Thus we should write $X = M^{\times}$; this is the formation of the group
of units in a categorical manner.
Now projection onto the first factor gives a map $X \to M$,
which is a monomorphism (look at $S$-valued points, and observe by the usual proof for monoids in sets that $x$ determines $y$).    
Everything so far is purely categorical.
Now we have to do some algebraic geometry.
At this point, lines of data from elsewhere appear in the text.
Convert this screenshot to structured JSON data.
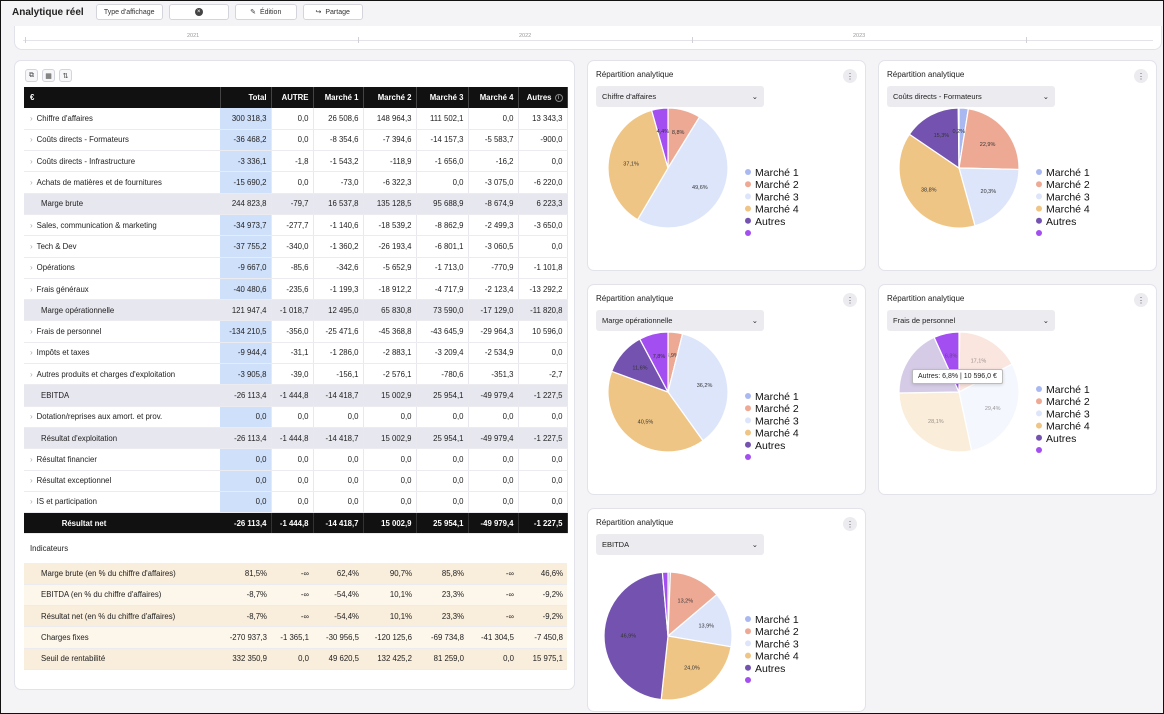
{
  "header": {
    "title": "Analytique réel",
    "display_type_label": "Type d'affichage",
    "edit_label": "Édition",
    "share_label": "Partage"
  },
  "timeline": {
    "years": [
      "2021",
      "2022",
      "2023"
    ]
  },
  "table": {
    "columns": [
      "€",
      "Total",
      "AUTRE",
      "Marché 1",
      "Marché 2",
      "Marché 3",
      "Marché 4",
      "Autres"
    ],
    "rows": [
      {
        "label": "Chiffre d'affaires",
        "type": "line",
        "values": [
          "300 318,3",
          "0,0",
          "26 508,6",
          "148 964,3",
          "111 502,1",
          "0,0",
          "13 343,3"
        ]
      },
      {
        "label": "Coûts directs - Formateurs",
        "type": "line",
        "values": [
          "-36 468,2",
          "0,0",
          "-8 354,6",
          "-7 394,6",
          "-14 157,3",
          "-5 583,7",
          "-900,0"
        ]
      },
      {
        "label": "Coûts directs - Infrastructure",
        "type": "line",
        "values": [
          "-3 336,1",
          "-1,8",
          "-1 543,2",
          "-118,9",
          "-1 656,0",
          "-16,2",
          "0,0"
        ]
      },
      {
        "label": "Achats de matières et de fournitures",
        "type": "line",
        "values": [
          "-15 690,2",
          "0,0",
          "-73,0",
          "-6 322,3",
          "0,0",
          "-3 075,0",
          "-6 220,0"
        ]
      },
      {
        "label": "Marge brute",
        "type": "sub",
        "values": [
          "244 823,8",
          "-79,7",
          "16 537,8",
          "135 128,5",
          "95 688,9",
          "-8 674,9",
          "6 223,3"
        ]
      },
      {
        "label": "Sales, communication & marketing",
        "type": "line",
        "values": [
          "-34 973,7",
          "-277,7",
          "-1 140,6",
          "-18 539,2",
          "-8 862,9",
          "-2 499,3",
          "-3 650,0"
        ]
      },
      {
        "label": "Tech & Dev",
        "type": "line",
        "values": [
          "-37 755,2",
          "-340,0",
          "-1 360,2",
          "-26 193,4",
          "-6 801,1",
          "-3 060,5",
          "0,0"
        ]
      },
      {
        "label": "Opérations",
        "type": "line",
        "values": [
          "-9 667,0",
          "-85,6",
          "-342,6",
          "-5 652,9",
          "-1 713,0",
          "-770,9",
          "-1 101,8"
        ]
      },
      {
        "label": "Frais généraux",
        "type": "line",
        "values": [
          "-40 480,6",
          "-235,6",
          "-1 199,3",
          "-18 912,2",
          "-4 717,9",
          "-2 123,4",
          "-13 292,2"
        ]
      },
      {
        "label": "Marge opérationnelle",
        "type": "sub",
        "values": [
          "121 947,4",
          "-1 018,7",
          "12 495,0",
          "65 830,8",
          "73 590,0",
          "-17 129,0",
          "-11 820,8"
        ]
      },
      {
        "label": "Frais de personnel",
        "type": "line",
        "values": [
          "-134 210,5",
          "-356,0",
          "-25 471,6",
          "-45 368,8",
          "-43 645,9",
          "-29 964,3",
          "10 596,0"
        ]
      },
      {
        "label": "Impôts et taxes",
        "type": "line",
        "values": [
          "-9 944,4",
          "-31,1",
          "-1 286,0",
          "-2 883,1",
          "-3 209,4",
          "-2 534,9",
          "0,0"
        ]
      },
      {
        "label": "Autres produits et charges d'exploitation",
        "type": "line",
        "values": [
          "-3 905,8",
          "-39,0",
          "-156,1",
          "-2 576,1",
          "-780,6",
          "-351,3",
          "-2,7"
        ]
      },
      {
        "label": "EBITDA",
        "type": "sub",
        "values": [
          "-26 113,4",
          "-1 444,8",
          "-14 418,7",
          "15 002,9",
          "25 954,1",
          "-49 979,4",
          "-1 227,5"
        ]
      },
      {
        "label": "Dotation/reprises aux amort. et prov.",
        "type": "line",
        "values": [
          "0,0",
          "0,0",
          "0,0",
          "0,0",
          "0,0",
          "0,0",
          "0,0"
        ]
      },
      {
        "label": "Résultat d'exploitation",
        "type": "sub",
        "values": [
          "-26 113,4",
          "-1 444,8",
          "-14 418,7",
          "15 002,9",
          "25 954,1",
          "-49 979,4",
          "-1 227,5"
        ]
      },
      {
        "label": "Résultat financier",
        "type": "line",
        "values": [
          "0,0",
          "0,0",
          "0,0",
          "0,0",
          "0,0",
          "0,0",
          "0,0"
        ]
      },
      {
        "label": "Résultat exceptionnel",
        "type": "line",
        "values": [
          "0,0",
          "0,0",
          "0,0",
          "0,0",
          "0,0",
          "0,0",
          "0,0"
        ]
      },
      {
        "label": "IS et participation",
        "type": "line",
        "values": [
          "0,0",
          "0,0",
          "0,0",
          "0,0",
          "0,0",
          "0,0",
          "0,0"
        ]
      },
      {
        "label": "Résultat net",
        "type": "net",
        "values": [
          "-26 113,4",
          "-1 444,8",
          "-14 418,7",
          "15 002,9",
          "25 954,1",
          "-49 979,4",
          "-1 227,5"
        ]
      }
    ],
    "indicators_title": "Indicateurs",
    "indicators": [
      {
        "label": "Marge brute (en % du chiffre d'affaires)",
        "values": [
          "81,5%",
          "-∞",
          "62,4%",
          "90,7%",
          "85,8%",
          "-∞",
          "46,6%"
        ]
      },
      {
        "label": "EBITDA (en % du chiffre d'affaires)",
        "values": [
          "-8,7%",
          "-∞",
          "-54,4%",
          "10,1%",
          "23,3%",
          "-∞",
          "-9,2%"
        ]
      },
      {
        "label": "Résultat net (en % du chiffre d'affaires)",
        "values": [
          "-8,7%",
          "-∞",
          "-54,4%",
          "10,1%",
          "23,3%",
          "-∞",
          "-9,2%"
        ]
      },
      {
        "label": "Charges fixes",
        "values": [
          "-270 937,3",
          "-1 365,1",
          "-30 956,5",
          "-120 125,6",
          "-69 734,8",
          "-41 304,5",
          "-7 450,8"
        ]
      },
      {
        "label": "Seuil de rentabilité",
        "values": [
          "332 350,9",
          "0,0",
          "49 620,5",
          "132 425,2",
          "81 259,0",
          "0,0",
          "15 975,1"
        ]
      }
    ]
  },
  "colors": {
    "marche1": "#a9b8f0",
    "marche2": "#eea995",
    "marche3": "#dde5fb",
    "marche4": "#efc585",
    "autre": "#7453b0",
    "autres": "#a34ef0"
  },
  "legend": [
    "Marché 1",
    "Marché 2",
    "Marché 3",
    "Marché 4",
    "Autres"
  ],
  "cards": [
    {
      "title": "Répartition analytique",
      "select": "Chiffre d'affaires"
    },
    {
      "title": "Répartition analytique",
      "select": "Coûts directs - Formateurs"
    },
    {
      "title": "Répartition analytique",
      "select": "Marge opérationnelle"
    },
    {
      "title": "Répartition analytique",
      "select": "Frais de personnel"
    },
    {
      "title": "Répartition analytique",
      "select": "EBITDA"
    }
  ],
  "tooltip": "Autres: 6,8% | 10 596,0 €",
  "chart_data": [
    {
      "type": "pie",
      "labels": [
        "Marché 2",
        "Marché 3",
        "Marché 4",
        "Autres"
      ],
      "values": [
        8.8,
        49.6,
        37.1,
        4.4
      ],
      "label_texts": [
        "8,8%",
        "49,6%",
        "37,1%",
        "4,4%"
      ]
    },
    {
      "type": "pie",
      "labels": [
        "Marché 1",
        "Marché 2",
        "Marché 3",
        "Marché 4",
        "Autre",
        "Autres"
      ],
      "values": [
        2.5,
        22.9,
        20.3,
        38.8,
        15.3,
        0.2
      ],
      "label_texts": [
        "",
        "22,9%",
        "20,3%",
        "38,8%",
        "15,3%",
        "0,2%"
      ]
    },
    {
      "type": "pie",
      "labels": [
        "Marché 2",
        "Marché 3",
        "Marché 4",
        "Autre",
        "Autres"
      ],
      "values": [
        3.9,
        36.2,
        40.5,
        11.6,
        7.8
      ],
      "label_texts": [
        "3,9%",
        "36,2%",
        "40,5%",
        "11,6%",
        "7,8%"
      ]
    },
    {
      "type": "pie",
      "labels": [
        "Marché 1",
        "Marché 2",
        "Marché 3",
        "Marché 4",
        "Autre",
        "Autres"
      ],
      "values": [
        0.2,
        17.1,
        29.4,
        28.1,
        18.5,
        6.8
      ],
      "label_texts": [
        "",
        "17,1%",
        "29,4%",
        "28,1%",
        "18,5%",
        "6,8%"
      ]
    },
    {
      "type": "pie",
      "labels": [
        "Marché 1",
        "Marché 2",
        "Marché 3",
        "Marché 4",
        "Autre",
        "Autres"
      ],
      "values": [
        0.6,
        13.2,
        13.9,
        24.0,
        46.9,
        1.4
      ],
      "label_texts": [
        "",
        "13,2%",
        "13,9%",
        "24,0%",
        "46,9%",
        ""
      ]
    }
  ]
}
I'll assume that $M$ is finite type
over $k$, and argue with Zariski tangent spaces.
Consider the Zariski tangent space to $M$ at $e$.  This is equal to
morphisms $\mathrm{Spec} k[\epsilon]/(\epsilon^2) \to M$ lying above
the map $e: \mathrm{Spec}k \to M$, and so 
is naturally a monoid in the category of $k$-vector spaces,
with zero acting as the identity.  A standard argument then shows
that the monoid structure on the Zariski tangent space structure coincides
with the underlying addition (coming from the a priori vector space
structure).
Now this vector space is a group under addition, and so we can lift this map
$\mathrm{Spec} k[\epsilon]/(\epsilon^2)$ from a map to $M$ to a map to $M^{\times}$.  
In conclusion: the map $M^{\times} \to M$ induces an isomorphism of Zariski tangent spaces the identity.  Since $M^{\times}$ is homogeneous, it must do so
at every (say $\overline{k}$-valued) point of its domain.  (Alternatively, we could just repeat the above argument as these points.)
So $M^{\times} \to M$ is a monomorphism that induces an isomorphism on Zariski tangent spaces at every $\overline{k}$-valued point of its domain.
This should imply that $M^{\times} \to M$ is an etale monomorphism, and hence is an open immersion.  (Hopefully this last step is correct.  If $M$ is smooth it is okay; if $M$ is not smooth then it also seems okay to me at the moment, but perhaps I am blundering ... .)